SA 1.4.23/WE 5.4.23/SU 9.4.23
STRAUSS: DIE FRAU OHNE SCHATTEN
Monumental opera. When painter Gustav Klimt coated his famous paintings with gold leaf, Richard Strauss musically reveled in the opulence that was so typical of Vienna at the time. No fewer than five powerful Wagnerian voices are needed for his Die Frau ohne Schatten, not to mention the many supporting roles.

SU 2.4.23
BERLINER PHILHARMONIKER I
Gustav Mahler's Fifth Symphony enjoys cult status, not only because Visconti appropriated the Adagietto for his film Death in Venice. Mahler's massive symphonies delighted in overwhelming audiences with their magnificence, before the expressionist Arnold Schoenberg discovered a new musical star a few years later.

MO 3.4.23
BERLINER PHILHARMONIKER II
Gustav Mahler's Fifth Symphony enjoys cult status, not only because Visconti appropriated the Adagietto for his film Death in Venice. Mahler's massive symphonies delighted in overwhelming audiences with their magnificence, before the expressionist Arnold Schoenberg discovered a new musical star a few years later.

FR 7.4.23/MO 10.4.23
BERLINER PHILHARMONIKER III
Strauss's Last Songs call for a “deluxe” soprano, who in “Spring” soars up from warm depths to brilliant heights as she vies with the solo violin and horn.
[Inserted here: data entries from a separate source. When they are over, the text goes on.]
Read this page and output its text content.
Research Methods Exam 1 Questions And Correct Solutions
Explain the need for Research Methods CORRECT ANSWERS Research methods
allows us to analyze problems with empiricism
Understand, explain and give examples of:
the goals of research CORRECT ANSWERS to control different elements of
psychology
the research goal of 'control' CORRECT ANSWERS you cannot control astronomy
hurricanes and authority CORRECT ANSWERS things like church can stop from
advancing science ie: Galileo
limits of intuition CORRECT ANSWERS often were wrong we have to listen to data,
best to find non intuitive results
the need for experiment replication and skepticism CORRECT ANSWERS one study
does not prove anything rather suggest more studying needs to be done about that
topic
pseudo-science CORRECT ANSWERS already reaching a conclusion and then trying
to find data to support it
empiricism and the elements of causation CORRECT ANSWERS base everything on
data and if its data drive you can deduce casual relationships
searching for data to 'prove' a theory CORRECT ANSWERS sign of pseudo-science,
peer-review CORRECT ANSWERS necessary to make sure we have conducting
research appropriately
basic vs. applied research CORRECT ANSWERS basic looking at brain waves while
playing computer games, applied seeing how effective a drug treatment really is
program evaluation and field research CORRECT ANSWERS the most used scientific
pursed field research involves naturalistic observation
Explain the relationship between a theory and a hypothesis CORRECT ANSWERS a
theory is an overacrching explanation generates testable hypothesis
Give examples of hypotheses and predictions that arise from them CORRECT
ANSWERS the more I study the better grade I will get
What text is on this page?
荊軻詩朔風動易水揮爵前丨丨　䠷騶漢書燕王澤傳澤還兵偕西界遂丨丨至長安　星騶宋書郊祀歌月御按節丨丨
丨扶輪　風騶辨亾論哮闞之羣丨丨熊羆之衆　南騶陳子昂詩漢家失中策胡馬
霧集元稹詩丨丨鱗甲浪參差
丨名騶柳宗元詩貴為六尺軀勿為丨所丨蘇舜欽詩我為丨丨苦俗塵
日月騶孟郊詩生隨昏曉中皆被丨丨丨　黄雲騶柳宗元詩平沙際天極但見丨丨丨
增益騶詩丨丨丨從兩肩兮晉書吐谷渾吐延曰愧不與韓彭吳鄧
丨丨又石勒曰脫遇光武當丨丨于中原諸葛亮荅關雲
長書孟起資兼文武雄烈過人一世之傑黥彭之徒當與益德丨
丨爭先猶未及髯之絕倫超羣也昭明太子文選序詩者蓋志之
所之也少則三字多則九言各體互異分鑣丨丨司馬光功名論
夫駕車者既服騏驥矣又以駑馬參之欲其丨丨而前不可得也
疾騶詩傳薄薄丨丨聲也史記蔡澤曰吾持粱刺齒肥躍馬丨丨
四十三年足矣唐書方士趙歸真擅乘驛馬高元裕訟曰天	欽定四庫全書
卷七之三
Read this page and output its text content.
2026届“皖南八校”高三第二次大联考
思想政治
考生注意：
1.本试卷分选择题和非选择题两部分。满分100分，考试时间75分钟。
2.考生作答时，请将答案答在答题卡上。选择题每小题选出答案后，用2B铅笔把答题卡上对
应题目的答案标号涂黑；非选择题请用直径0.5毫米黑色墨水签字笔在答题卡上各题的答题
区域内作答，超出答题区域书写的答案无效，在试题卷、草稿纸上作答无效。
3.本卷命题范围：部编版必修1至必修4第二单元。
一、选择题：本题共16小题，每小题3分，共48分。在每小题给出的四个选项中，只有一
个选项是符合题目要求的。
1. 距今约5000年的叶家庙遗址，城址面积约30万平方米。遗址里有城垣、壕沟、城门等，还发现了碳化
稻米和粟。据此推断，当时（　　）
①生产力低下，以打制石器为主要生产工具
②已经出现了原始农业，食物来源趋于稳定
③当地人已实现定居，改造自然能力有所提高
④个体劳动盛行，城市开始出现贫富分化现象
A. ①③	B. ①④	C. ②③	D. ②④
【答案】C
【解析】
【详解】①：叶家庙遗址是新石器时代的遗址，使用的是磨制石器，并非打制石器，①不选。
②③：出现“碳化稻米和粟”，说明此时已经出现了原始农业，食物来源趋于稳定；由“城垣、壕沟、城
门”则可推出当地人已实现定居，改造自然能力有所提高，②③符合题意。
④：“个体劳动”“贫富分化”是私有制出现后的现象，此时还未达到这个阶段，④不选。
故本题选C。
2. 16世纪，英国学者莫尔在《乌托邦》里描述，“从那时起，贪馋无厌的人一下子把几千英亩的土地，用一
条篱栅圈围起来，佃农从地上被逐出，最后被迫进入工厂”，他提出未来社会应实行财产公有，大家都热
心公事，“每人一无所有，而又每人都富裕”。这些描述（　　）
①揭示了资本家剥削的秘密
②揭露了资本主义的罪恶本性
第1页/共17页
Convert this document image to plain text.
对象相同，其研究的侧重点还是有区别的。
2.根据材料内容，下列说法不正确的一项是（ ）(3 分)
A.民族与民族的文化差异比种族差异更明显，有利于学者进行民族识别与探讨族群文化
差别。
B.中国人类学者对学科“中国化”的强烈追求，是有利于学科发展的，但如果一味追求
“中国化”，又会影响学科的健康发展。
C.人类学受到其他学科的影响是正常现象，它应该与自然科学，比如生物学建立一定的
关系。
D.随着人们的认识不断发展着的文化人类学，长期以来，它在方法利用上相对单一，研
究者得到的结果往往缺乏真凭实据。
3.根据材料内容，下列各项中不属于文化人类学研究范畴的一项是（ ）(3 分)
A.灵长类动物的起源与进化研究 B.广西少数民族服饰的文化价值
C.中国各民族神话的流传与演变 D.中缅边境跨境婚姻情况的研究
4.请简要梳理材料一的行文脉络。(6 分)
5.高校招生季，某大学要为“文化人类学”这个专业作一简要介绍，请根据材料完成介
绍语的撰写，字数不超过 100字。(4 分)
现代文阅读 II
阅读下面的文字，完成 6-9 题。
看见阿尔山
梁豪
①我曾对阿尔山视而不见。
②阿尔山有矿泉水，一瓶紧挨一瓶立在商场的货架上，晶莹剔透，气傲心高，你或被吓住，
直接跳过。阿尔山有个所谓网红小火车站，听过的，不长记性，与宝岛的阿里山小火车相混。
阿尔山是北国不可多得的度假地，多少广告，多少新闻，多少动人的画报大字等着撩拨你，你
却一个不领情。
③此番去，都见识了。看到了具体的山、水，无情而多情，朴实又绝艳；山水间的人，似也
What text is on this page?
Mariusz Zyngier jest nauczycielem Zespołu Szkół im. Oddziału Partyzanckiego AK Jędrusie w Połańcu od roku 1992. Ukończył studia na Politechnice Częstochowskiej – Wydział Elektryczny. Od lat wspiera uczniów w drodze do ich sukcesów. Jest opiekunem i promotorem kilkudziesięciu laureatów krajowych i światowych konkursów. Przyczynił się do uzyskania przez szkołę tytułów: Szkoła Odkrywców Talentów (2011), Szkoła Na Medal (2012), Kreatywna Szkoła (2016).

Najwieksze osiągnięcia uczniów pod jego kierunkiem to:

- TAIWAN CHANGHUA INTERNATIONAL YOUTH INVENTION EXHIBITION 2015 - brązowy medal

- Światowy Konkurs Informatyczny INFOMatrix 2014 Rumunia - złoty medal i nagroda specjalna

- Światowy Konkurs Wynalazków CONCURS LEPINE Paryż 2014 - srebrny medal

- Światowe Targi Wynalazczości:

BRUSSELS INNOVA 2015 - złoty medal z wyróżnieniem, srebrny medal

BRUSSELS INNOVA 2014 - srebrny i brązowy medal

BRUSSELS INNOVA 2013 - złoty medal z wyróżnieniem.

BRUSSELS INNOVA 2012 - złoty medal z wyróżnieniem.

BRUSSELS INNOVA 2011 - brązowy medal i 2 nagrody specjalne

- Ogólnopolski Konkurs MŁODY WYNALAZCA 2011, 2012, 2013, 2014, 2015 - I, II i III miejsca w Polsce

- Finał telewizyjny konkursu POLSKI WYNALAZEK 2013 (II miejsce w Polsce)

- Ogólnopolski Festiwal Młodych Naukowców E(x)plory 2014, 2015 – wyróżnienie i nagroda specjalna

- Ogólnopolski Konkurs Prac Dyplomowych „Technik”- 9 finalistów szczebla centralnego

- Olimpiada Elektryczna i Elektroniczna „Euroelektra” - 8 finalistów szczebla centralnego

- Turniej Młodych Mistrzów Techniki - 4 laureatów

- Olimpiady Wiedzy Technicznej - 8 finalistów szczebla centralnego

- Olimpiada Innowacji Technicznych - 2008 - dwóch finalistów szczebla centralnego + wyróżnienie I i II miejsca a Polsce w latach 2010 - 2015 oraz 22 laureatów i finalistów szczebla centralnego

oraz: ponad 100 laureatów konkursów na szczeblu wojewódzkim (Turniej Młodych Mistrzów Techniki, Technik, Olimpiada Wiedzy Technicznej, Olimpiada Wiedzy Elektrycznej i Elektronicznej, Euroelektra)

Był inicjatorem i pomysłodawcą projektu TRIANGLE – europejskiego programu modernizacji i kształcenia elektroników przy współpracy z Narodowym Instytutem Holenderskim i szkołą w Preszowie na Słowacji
Diana Damrau, a regular guest at the Festspielhaus Baden-Baden, once appeared here as Sophie from Der Rosenkavalier, when, we quote, she offered up “pure Straussian bliss.”

SA 8.4.23
BERLINER PHILHARMONIKER
We can look forward to a lusciously sensuous oratorio with Handel's Il trionfo, in an informed and delectable performance by a vocal ensemble and the Berliner Philharmoniker. The orchestra not only brings together its members from all over the world, but has long since become a stylistic polyglot as well – thanks to specialist conductors like Emmanuelle Haïm, who has has joined the Berliners in infusing the old masterworks with new life for decades.